Linha 6-Laranja do metrô de SP atinge 77% das obras

Primeiro trecho começa a operar em 2026, com estações profundas e achados arqueológicos

Publicado em 07/jan/26 | 00:32
Linha 6-Laranja do metrô de SP atinge 77% das obras
Conhecido como ‘Linha das Universidades’, trecho passará por campi universitários de São Paulo. Foto: Pablo Jacob/Governo de São Paulo

A tão aguardada Linha 6-Laranja do metrô de São Paulo, que promete revolucionar o transporte entre a Zona Norte e o centro da capital, chegou a 77% de conclusão das obras. O primeiro trecho, ligando as estações Brasilândia a Perdizes, está programado para começar a operar em outubro de 2026, trazendo alívio para milhares de paulistanos que enfrentam horas no trânsito diariamente.

Com 15,3 quilômetros de extensão e 15 estações totalmente subterrâneas, a linha fará o trajeto da Brasilândia até São Joaquim em aproximadamente 23 minutos – uma redução drástica em relação às 1h30 que se leva atualmente de ônibus. A previsão é que transporte cerca de 633 mil passageiros por dia, descongestionando outras linhas já saturadas.

Conhecida como "Linha das Universidades", a 6-Laranja terá paradas estratégicas próximas a importantes instituições de ensino superior da capital, como PUC, Mackenzie, FAAP, Unip e FMU. Na FAAP, inclusive, os estudantes terão acesso direto à estação dentro do campus, facilitando a vida acadêmica.

Uma das características mais impressionantes da nova linha é a profundidade de suas estações. Quando inaugurada, abrigará as quatro estações mais profundas do metrô paulistano. A campeã será a Itaberaba-Hospital Vila Penteado, no Jardim Iracema, com impressionantes 65,7 metros abaixo do solo – quase 25 metros mais funda que a atual recordista, a estação Santa Cruz (41,5 metros).
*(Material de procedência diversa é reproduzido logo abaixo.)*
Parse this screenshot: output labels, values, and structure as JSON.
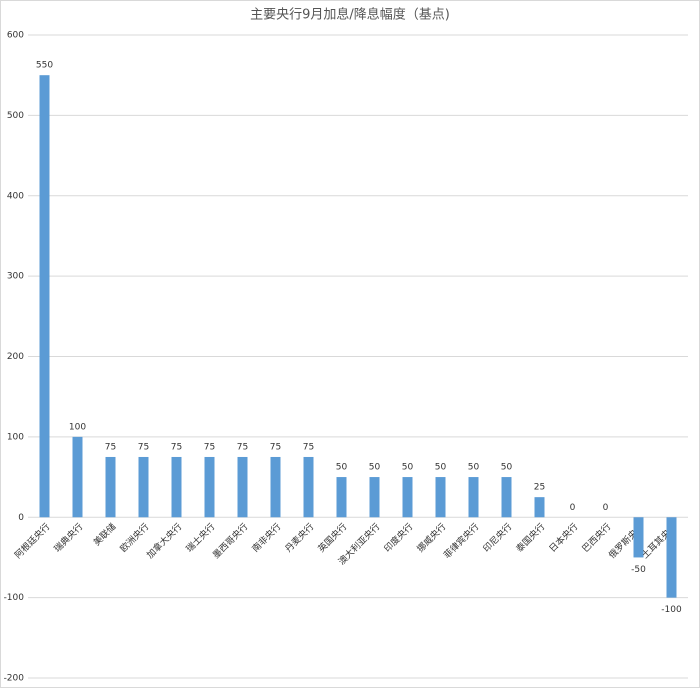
{
  "chart_data": {
    "type": "bar",
    "title": "主要央行9月加息/降息幅度（基点)",
    "categories": [
      "阿根廷央行",
      "瑞典央行",
      "美联储",
      "欧洲央行",
      "加拿大央行",
      "瑞士央行",
      "墨西哥央行",
      "南非央行",
      "丹麦央行",
      "英国央行",
      "澳大利亚央行",
      "印度央行",
      "挪威央行",
      "菲律宾央行",
      "印尼央行",
      "泰国央行",
      "日本央行",
      "巴西央行",
      "俄罗斯央行",
      "土耳其央行"
    ],
    "values": [
      550,
      100,
      75,
      75,
      75,
      75,
      75,
      75,
      75,
      50,
      50,
      50,
      50,
      50,
      50,
      25,
      0,
      0,
      -50,
      -100
    ],
    "color": "#5b9bd5",
    "ylim": [
      -200,
      600
    ],
    "yticks": [
      -200,
      -100,
      0,
      100,
      200,
      300,
      400,
      500,
      600
    ],
    "grid": true
  }
}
Higienópolis-Mackenzie (64,86m), Bela Vista (60,68m) e PUC-Cardoso de Almeida (60,51m) completam o quarteto das mais profundas.

A tecnologia também marca presença nos novos trens, que serão totalmente autônomos – ou seja, não precisarão de condutores para operar. Cada composição terá seis carros com capacidade para até 2.044 passageiros, podendo atingir 90 km/h. O intervalo entre os trens será de apenas 75 a 90 segundos, garantindo frequência nunca vista antes no sistema.

Durante as escavações, as obras revelaram um passado histórico surpreendente. Foram identificados sítios arqueológicos, principalmente na região central próxima à futura Estação 14 Bis-Saracura, indicando ocupações humanas antigas na área. O Governo de São Paulo mantém um monitoramento arqueológico permanente, garantindo que qualquer vestígio encontrado – como fragmentos de cerâmica, utensílios, louças e peças ligadas à história da população negra na região – seja registrado, analisado e preservado.

Essa coexistência entre infraestrutura moderna e preservação histórica é um dos aspectos mais interessantes do projeto. Enquanto escava túneis profundos para o futuro, a obra resgata e protege fragmentos do passado, incorporando-os ao patrimônio cultural brasileiro.

Para acompanhar de perto esse megaprojeto, a Agência SP mantém a série "Por Dentro da Obra", com vídeos que mostram detalhes e curiosidades das construções. Nas redes sociais do Governo de São Paulo, é possível ver imagens impressionantes dos trilhos que em breve levarão milhares de passageiros por dia, conectando extremos da cidade que hoje parecem distantes.